Bu amaç doğrudan politik bir amaç ve Saray rejiminin bugünkü keyfi uygulamalarının sadece kalıcılaştırılmasını, bunların genel kural hale gelmesini, sağlamlaştırılmasını değil yetkinleştirilip, sistemleştirilmesini ve sistemin özü haline gelmesini sağlamayı hedefliyor. İddianame adeta kurulmak istenen yeni rejimin muhtırası olma özelliğine sahip bir siyasi belge gibi! Hukukçu değiliz, hukukçular bu iddianamenin hukuksal boyutlarını elbette inceleyip didik didik edecek, kanıtları ile bunları çürütmeye çalışacaklardır. Ama bu iddianamenin önceki satırlarda vurgulamaya çalıştığımız doğrudan politik bir yanı var ve bizim ele alıp irdeleyeceğimiz yan da işin işte bu yanıdır.
Bu iddianame siyasi olarak Saray rejimine karşı meşru politik amaç ve hedefleri, bunun için çaba gösterilmesini, politik partilerin ve onun üyelerinin kişisel olarak veya gruplaşarak belirledikleri hedefler peşinde koşmasını suç olarak ilan ediyor. Bu elbette dümdüz yapılamaz. İddianamede bunun için biri açık, diğeri açıkça dile getirmediği iki biçim kullanılıyor. Açıkça olan, iktidar için politik iddiaya sahip olanları, bu iddialarını gerçekleştirmek üzere para kaynaklarına usulsüz bir biçimde ele geçirmekle -rüşvet, irtikap, usulsüzlük vb.- suçlayarak yapmasında ifadesini buluyor. Açıkça dile getirilmeyen suç ise bunu yapanların Saray rejimine tehdit oluşturduğu gerekçesidir. Bu yöndeki iddia, iddianamede İmamoğlu’nun ana muhalefetin cumhurbaşkanı adayı olmasının gayrimeşru olduğu, CHP’nin kapatılması için suç duyurusunda bulunulmasında cisimleşmektedir. Bunlar Saray rejimi için güncel ve yakın tehdit olarak algılanıyor ve bertaraf edilmesi amaçlanıyor. İddianame böylece İstanbul örneğinde olduğu gibi CHP il yönetimlerine kayyım atanmasını, bu parti için açılan davaları aklama ve onlara “hukuki” gerekçe sağlama görevini de üstlenmiş oluyor.

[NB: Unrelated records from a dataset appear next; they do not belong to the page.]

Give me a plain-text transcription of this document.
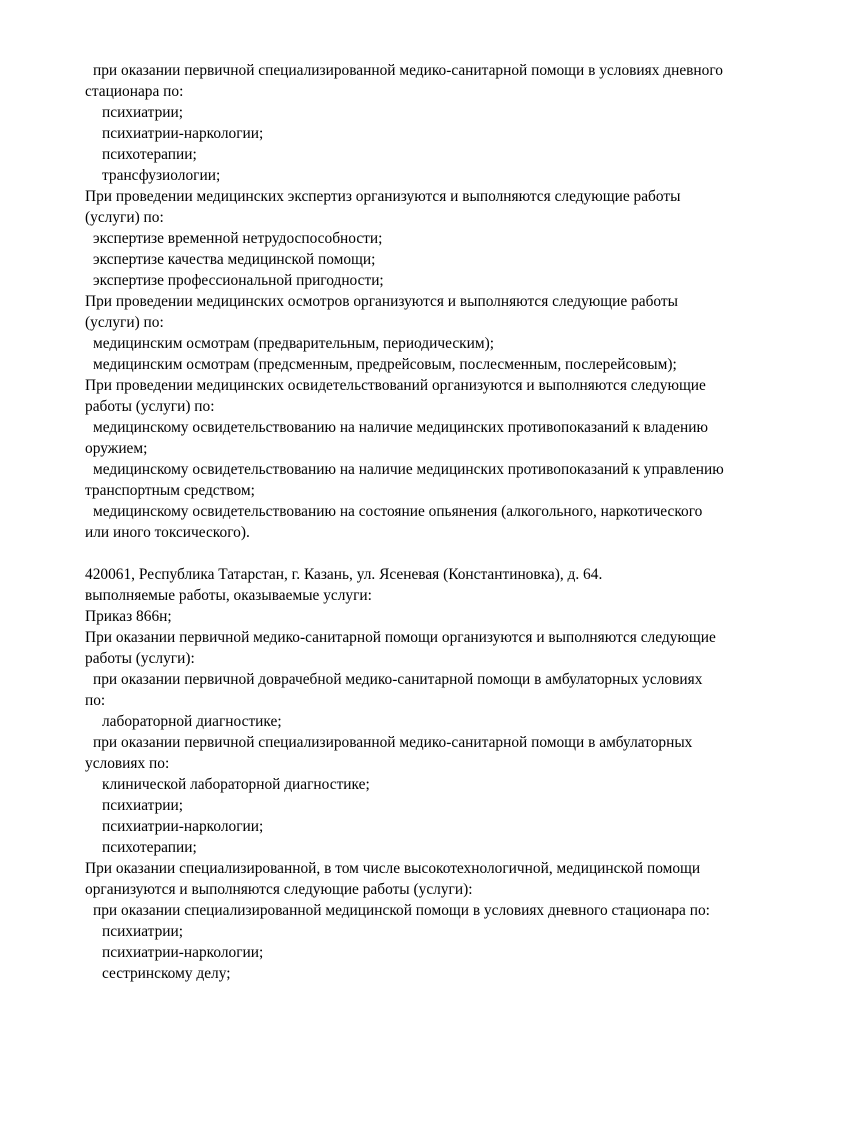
при оказании первичной специализированной медико-санитарной помощи в условиях дневного
стационара по:
психиатрии;
психиатрии-наркологии;
психотерапии;
трансфузиологии;
При проведении медицинских экспертиз организуются и выполняются следующие работы
(услуги) по:
экспертизе временной нетрудоспособности;
экспертизе качества медицинской помощи;
экспертизе профессиональной пригодности;
При проведении медицинских осмотров организуются и выполняются следующие работы
(услуги) по:
медицинским осмотрам (предварительным, периодическим);
медицинским осмотрам (предсменным, предрейсовым, послесменным, послерейсовым);
При проведении медицинских освидетельствований организуются и выполняются следующие
работы (услуги) по:
медицинскому освидетельствованию на наличие медицинских противопоказаний к владению
оружием;
медицинскому освидетельствованию на наличие медицинских противопоказаний к управлению
транспортным средством;
медицинскому освидетельствованию на состояние опьянения (алкогольного, наркотического
или иного токсического).
420061, Республика Татарстан, г. Казань, ул. Ясеневая (Константиновка), д. 64.
выполняемые работы, оказываемые услуги:
Приказ 866н;
При оказании первичной медико-санитарной помощи организуются и выполняются следующие
работы (услуги):
при оказании первичной доврачебной медико-санитарной помощи в амбулаторных условиях
по:
лабораторной диагностике;
при оказании первичной специализированной медико-санитарной помощи в амбулаторных
условиях по:
клинической лабораторной диагностике;
психиатрии;
психиатрии-наркологии;
психотерапии;
При оказании специализированной, в том числе высокотехнологичной, медицинской помощи
организуются и выполняются следующие работы (услуги):
при оказании специализированной медицинской помощи в условиях дневного стационара по:
психиатрии;
психиатрии-наркологии;
сестринскому делу;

İddianame sadece politik yaşamı partiler düzeyinde yeniden dizayn etmekle yetinmiyor. Kurulmakta olan ve kurulacak rejimde basının ve gazetecilerin nasıl bir gazetecilik yapacaklarını, basının hangi çerçeve içinde hareket etmesi gerektiğini de kurallara bağlıyor. Son anda gazetecilere karşı yapılan operasyon bu amacı gerçekleştirmenin aracı olarak kullanıldı. Gazetecilere yöneltilen sorular ‘Bu haberi neden yaptın, böyle yazmakla amacın ne’ gibi bir gazetecinin mesleğinin temel gereklerini yapmış olmasını sorgulayan ve bunları “suç” olarak damgalayan nitelikte sorulardır. İddianamede gazeteciler “suç örgütü” olarak ilan edilen “örgütün” amaçlarını yaygınlaştırmakla suçlanıyorlar. İddianame aslında demektedir ki: ‘Şimdi ve kurulmakta olan rejimde basının sorgulaması, görünenin arkasında neyin olduğunu açığa çıkarması, gerçeğin peşinde koşması yasak ve sakıncalıdır.’ Bir zamanlar sıkıyönetim komutanlıklarının basın bürolarının zaman zaman gazetecileri, genel yayın yönetmenlerini çağırıp ayar vermesi gibi, zamane savcıları da artık bu işi olağanmış gibi yapacaklar, genel olarak tüm basın yandaş basın haline getirilecektir.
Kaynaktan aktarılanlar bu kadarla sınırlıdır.